Mandela's Journey: From Childhood Memories to Facing Hunger

Madela, 8, with his mother Semira at home in Juba, South Sudan.
Tuesday, March 26, 2024

When he was little, Mandela used to join his mother to collect firewood in a place far away from his home. To him, it seems like he had to walk for hours to reach this distant place, but his mother, Semira, says it wasn’t too far from where they stay nowadays.

“We’d go together when I collected the firewood. Then he sat beside the firewood with me in the market,” recalls Semira. “We used to farm groundnuts in the bush and the yield was good. We used to get three sacks and it was enough for us. We also farmed okra…some we took to the market to sell and some for home. That’s how good it was.”

“There was no hunger back then,” says Mandela in a quivering but confident voice. “But now there is more hunger.”

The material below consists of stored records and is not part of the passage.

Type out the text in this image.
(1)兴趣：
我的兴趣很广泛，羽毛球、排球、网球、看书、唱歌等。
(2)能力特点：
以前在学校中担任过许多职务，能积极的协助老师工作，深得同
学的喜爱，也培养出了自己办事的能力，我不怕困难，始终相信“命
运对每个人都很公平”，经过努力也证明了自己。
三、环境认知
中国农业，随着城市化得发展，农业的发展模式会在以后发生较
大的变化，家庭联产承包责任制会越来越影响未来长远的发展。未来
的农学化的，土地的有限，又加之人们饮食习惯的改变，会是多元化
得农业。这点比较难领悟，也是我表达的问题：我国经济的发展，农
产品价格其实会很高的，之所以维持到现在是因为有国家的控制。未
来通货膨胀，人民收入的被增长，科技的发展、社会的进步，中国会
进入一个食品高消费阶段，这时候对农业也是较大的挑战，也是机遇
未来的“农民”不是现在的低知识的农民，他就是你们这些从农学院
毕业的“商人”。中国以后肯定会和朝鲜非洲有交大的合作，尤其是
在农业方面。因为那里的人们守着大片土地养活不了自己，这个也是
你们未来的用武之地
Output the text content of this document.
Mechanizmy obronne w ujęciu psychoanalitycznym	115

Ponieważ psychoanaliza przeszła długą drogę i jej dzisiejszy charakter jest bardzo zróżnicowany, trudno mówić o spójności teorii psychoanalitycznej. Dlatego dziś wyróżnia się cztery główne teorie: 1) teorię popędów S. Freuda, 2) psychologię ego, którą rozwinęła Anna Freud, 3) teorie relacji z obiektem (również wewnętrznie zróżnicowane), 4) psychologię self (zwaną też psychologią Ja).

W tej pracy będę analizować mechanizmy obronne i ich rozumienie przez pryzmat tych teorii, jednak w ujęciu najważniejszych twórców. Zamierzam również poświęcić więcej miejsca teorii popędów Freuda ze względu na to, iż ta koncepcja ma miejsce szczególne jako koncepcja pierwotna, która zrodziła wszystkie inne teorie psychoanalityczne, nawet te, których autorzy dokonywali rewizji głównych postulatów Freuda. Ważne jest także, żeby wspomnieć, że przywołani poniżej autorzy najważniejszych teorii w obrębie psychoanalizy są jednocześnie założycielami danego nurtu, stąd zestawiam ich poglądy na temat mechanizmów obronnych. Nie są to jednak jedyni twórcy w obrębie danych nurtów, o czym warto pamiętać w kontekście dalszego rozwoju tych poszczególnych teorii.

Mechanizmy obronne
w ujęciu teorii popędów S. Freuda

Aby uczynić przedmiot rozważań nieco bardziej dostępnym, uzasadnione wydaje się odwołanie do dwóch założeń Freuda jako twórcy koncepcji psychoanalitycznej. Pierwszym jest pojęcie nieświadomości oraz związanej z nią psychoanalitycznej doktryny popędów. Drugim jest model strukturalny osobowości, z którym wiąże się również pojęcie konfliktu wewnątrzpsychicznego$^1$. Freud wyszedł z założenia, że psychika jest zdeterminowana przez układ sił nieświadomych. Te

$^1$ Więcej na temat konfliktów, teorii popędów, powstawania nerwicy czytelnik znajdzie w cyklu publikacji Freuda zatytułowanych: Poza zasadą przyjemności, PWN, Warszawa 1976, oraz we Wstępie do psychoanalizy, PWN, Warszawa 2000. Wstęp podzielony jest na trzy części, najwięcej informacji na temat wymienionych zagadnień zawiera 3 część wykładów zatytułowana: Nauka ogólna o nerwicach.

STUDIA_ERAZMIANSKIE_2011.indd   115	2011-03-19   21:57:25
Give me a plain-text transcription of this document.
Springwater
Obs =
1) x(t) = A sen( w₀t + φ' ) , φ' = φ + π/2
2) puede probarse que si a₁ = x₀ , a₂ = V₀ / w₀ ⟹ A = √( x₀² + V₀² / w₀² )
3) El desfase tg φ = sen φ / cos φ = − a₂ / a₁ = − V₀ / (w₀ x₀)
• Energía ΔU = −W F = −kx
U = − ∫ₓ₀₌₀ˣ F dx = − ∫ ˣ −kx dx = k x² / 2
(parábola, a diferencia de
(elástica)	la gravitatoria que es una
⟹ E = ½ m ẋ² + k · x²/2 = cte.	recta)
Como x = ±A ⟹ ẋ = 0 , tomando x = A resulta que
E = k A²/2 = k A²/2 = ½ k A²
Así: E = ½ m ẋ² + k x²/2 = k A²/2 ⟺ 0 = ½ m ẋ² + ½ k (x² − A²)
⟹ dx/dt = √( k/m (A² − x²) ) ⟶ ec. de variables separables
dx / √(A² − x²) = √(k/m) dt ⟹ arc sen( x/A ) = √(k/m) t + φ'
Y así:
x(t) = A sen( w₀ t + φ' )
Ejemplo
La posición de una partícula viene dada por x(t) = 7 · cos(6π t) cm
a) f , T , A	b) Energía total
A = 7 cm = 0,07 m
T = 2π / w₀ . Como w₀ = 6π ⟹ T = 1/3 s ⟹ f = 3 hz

Mandela's mother Semira makes whatever food she can afford to feed her children.

Semira used to live in a village with her family and relatives. Life was peaceful and good until it wasn’t. The violence of some cattle raiders spread across the area and the results traumatized Semira forever.

“These people are the ones that move around with their cattle and they attack people, if they catch you they can rape you. If you can’t run fast they can rape you in the bush,” says Semira whose aunt, Mary, was killed by these raiders.

Semira never again felt safe in her village and decided to move to Juba city with her family. Here, without a job and an income, she’d walk to the fields to collect firewood to sell in the market. But the conflict spread even to these peripheries of the city.

“Three years ago we were there with a large group but those people armed with machetes came and chased us away. We ran for our lives as I remembered what had happened to my aunt…I told my children and [they] didn’t want us to go there anymore…since they told me not to go to the bush I’m now working washing dishes in a restaurant, but today I wasn’t feeling well so I took a day off and didn’t go.”

During that period with no farm, no income from selling firewood, and no job the family struggled direly.

World Vision supports families who had to start a new life after being displaced due to conflict. A kitchen garden was implemented next to Semira and Mandela’s home and the family can harvest vegetables to eat at home but also to sell.

“Life would be very difficult if World Vision didn’t come. Due to their help with seeds life has somehow improved,” says Semira. But little Mandela adds, “where we used to farm the land was bigger and there was more food, and less hunger compared to this place supported by World Vision which is smaller. Food isn’t enough and there’s more hunger.”

Mandela and his siblings eating

Mandela misses those days when he didn’t feel hungry and could eat a variety of food. “Back then we used to eat plenty of food: spider weed, amaranthas, plenty of mangoes, fish, but now we don’t have that food anymore,” he explains.

Conflict uproots children from the home and lives that they’re used to and loved. Mandela’s frustration is a reflection of how adapting to a new life isn’t easy for a child, just because they’re young.

Nowadays, Semira is renting a two-bedroom house for the family, but she can’t manage to pay the rent and afford food. Today, she stayed at home to rest from her constant stress. Seeing his mother like this Mandela adds, “I feel a lot of pain in my heart that my mom is stressed…When I grow up I want to help my mom.”